Oberstes Gebot heißt selbstverständlich zunächst einmal die behördlichen Vorgaben einzuhalten. Darauf beziehen sich die meisten Antworten der Befragten. Ich finde es aber auch wichtig, die Wünsche und Überlegungen der Gäste zu kennen, um sich in der Urlaubsregion und in den Beherbergungsbetrieben sicher zu fühlen. In Bayern wird zur Zeit heftig darüber diskutiert, dass angrenzende ausländische Urlaubsdestinationen Büffets anbieten dürfen, in Bayern jedoch nicht. Vielleicht hilft da ja ein Blick auf die Nachfrageseite. So wünschen sich 41 Prozent keine Büffets im Restaurant. Stattdessen möchten sie ausschließlich am Tisch bedient werden. Auch gestaffelte Essenszeiten finden viele gut. Aus den Ergebnissen der Studie lassen sich Möglichkeiten für Angebotsanpassungen seitens der Betriebe und für die Kommunikation der Betriebe und der DMOs ableiten. Speziell die 47 Prozent, die erst noch einmal abwarten mit ihrer nächsten Reise, sollten gezielt angesprochen werden, um ihre Sorgen und Ängste abzubauen.
Wenn man in der Kirche fragt, ob es Gott gibt, bekommt man keine ausgewogene Studie, sagen Sie – und spielen damit auf viele nicht ausgewogene Panels von Erhebungen in der Tourismusbranche an. Wann ist eine Studie aussagekräftig?
Nicht die Quantität ist entscheidend, sondern die Qualität. Wenn ich 400 Touristiker zum allgemeinen Reiseverhalten befrage, stellt man die Fragen eventuell in der falschen Zielgruppe. Ein closed shop bringt für gewöhnlich keine repräsentativen Ergebnisse. Wir haben uns mit der GfK nach der Ausschreibung für einen Partner entschieden, mit dem wir seit 20 Jahren sehr gute Erfahrungen machen. Die Grundgesamtheit dieser Untersuchung umfasst die deutschsprachige Bevölkerung im Alter von 18 bis 74 Jahren. Der Umfang dieser Gesamtheit beträgt rund 58,8 Millionen Personen. Daraus wurde eine zufällige Stichprobe gezogen. Für diese Stichprobe wurden die sechs Merkmale Geschlecht, Alter, Bundesland, Ortsgröße, Haushaltsgröße und Schulbildung des Haushaltsvorstandes auf Grundlage des aktuellen Mikrozensus quotiert. Die Befragung der Panel-Teilnehmer erfolgte anhand eines strukturierten Online-Fragebogens. In die Auswertung gingen dann 2.011 Personen ein. Und ich vertraue diesen Daten und der GfK.
Das Bayerische Zentrum für Tourismus soll Forschung und Praxis zusammenbringen, Empfehlungen geben und der Politik ein Ratgeber sein. Wo steht das Projekt nach sechs Monaten?

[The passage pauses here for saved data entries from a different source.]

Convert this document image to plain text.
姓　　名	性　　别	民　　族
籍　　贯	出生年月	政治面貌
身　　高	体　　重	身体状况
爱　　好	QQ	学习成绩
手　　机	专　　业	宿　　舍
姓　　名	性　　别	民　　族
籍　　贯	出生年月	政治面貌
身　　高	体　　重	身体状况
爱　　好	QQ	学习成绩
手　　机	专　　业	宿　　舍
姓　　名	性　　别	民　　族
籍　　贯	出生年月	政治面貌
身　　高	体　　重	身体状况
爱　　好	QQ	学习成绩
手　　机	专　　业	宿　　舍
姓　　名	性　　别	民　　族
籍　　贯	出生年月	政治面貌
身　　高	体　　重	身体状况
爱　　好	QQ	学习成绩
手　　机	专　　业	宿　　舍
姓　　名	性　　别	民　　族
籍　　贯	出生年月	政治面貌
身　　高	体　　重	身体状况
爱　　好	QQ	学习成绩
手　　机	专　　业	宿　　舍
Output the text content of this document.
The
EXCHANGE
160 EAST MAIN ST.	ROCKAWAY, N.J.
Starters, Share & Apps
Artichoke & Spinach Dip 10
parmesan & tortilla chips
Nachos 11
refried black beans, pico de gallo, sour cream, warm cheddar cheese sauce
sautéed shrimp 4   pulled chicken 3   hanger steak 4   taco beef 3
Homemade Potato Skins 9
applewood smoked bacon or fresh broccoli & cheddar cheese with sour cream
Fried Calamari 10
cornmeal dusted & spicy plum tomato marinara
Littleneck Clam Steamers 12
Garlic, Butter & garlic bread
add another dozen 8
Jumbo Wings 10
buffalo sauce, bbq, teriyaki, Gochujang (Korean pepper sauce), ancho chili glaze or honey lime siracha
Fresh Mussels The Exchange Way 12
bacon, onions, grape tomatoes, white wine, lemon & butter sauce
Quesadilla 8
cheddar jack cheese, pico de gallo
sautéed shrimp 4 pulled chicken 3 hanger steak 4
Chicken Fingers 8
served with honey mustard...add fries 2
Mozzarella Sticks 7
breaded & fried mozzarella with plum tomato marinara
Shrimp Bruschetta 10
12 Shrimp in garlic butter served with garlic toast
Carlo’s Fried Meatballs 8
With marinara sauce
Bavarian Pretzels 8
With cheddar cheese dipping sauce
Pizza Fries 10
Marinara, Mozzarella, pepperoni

Wie Sie richtig sagen, ist es eine unserer Kernaufgaben, Tourismusforschung und Tourismuswirtschaft als eine Art Netzwerkplattform zusammenzubringen. Ein Teilnehmer einer unserer Tourismusdialoge hat es schön auf den Punkt gebracht. Er sagte zu mir: „Wir Betriebe denken operativ, was wir heute und morgen umsetzen müssen. Ihr dagegen denkt mittel- und langfristig.“ Das Bayerische Zentrum für Tourismus arbeitet dafür eng mit den bayerischen Hochschulen mit Tourismuskompetenz zusammen, um Strukturen und Wissen vorhandener Einrichtungen zu nutzen und die Tourismusforschung zu stärken. Neben eigenen Forschungsprojekten laufen zum Beispiel derzeit die Ausschreibungen für unsere extern zu vergebenden Forschungsprojekte in Höhe von insgesamt 200.000 Euro. Für den Austausch von Wissenschaft und Wirtschaft haben wir unter dem Titel Tourismusdialoge verschiedene Format wie große Fachveranstaltungen und unsre Kamingespräche mit bewusst kleiner Teilnehmerzahl. Und worauf ich trotz der Förderung durch das Bayerische Wirtschaftsministerium großen Wert lege, ist unsere Unabhängigkeit als Think Tank.
Ihre persönliche Meinung: Was für einen Reisesommer können wir erwarten? Und wie lange könnte es dauern, bis sich der Inlandstourismus wieder erholt?
Wenn Sie mich nach meiner persönlichen Meinung fragen, sage ich nur: Das wird ein außergewöhnlicher Sommer. Wann sich der Inlandstourismus wieder erholt haben wird? Ich weiß es nicht. Vielleicht sind wir in zwei bis drei Jahren wieder auf dem Vor-Corona-Niveau. Aber das kann niemand vorhersagen.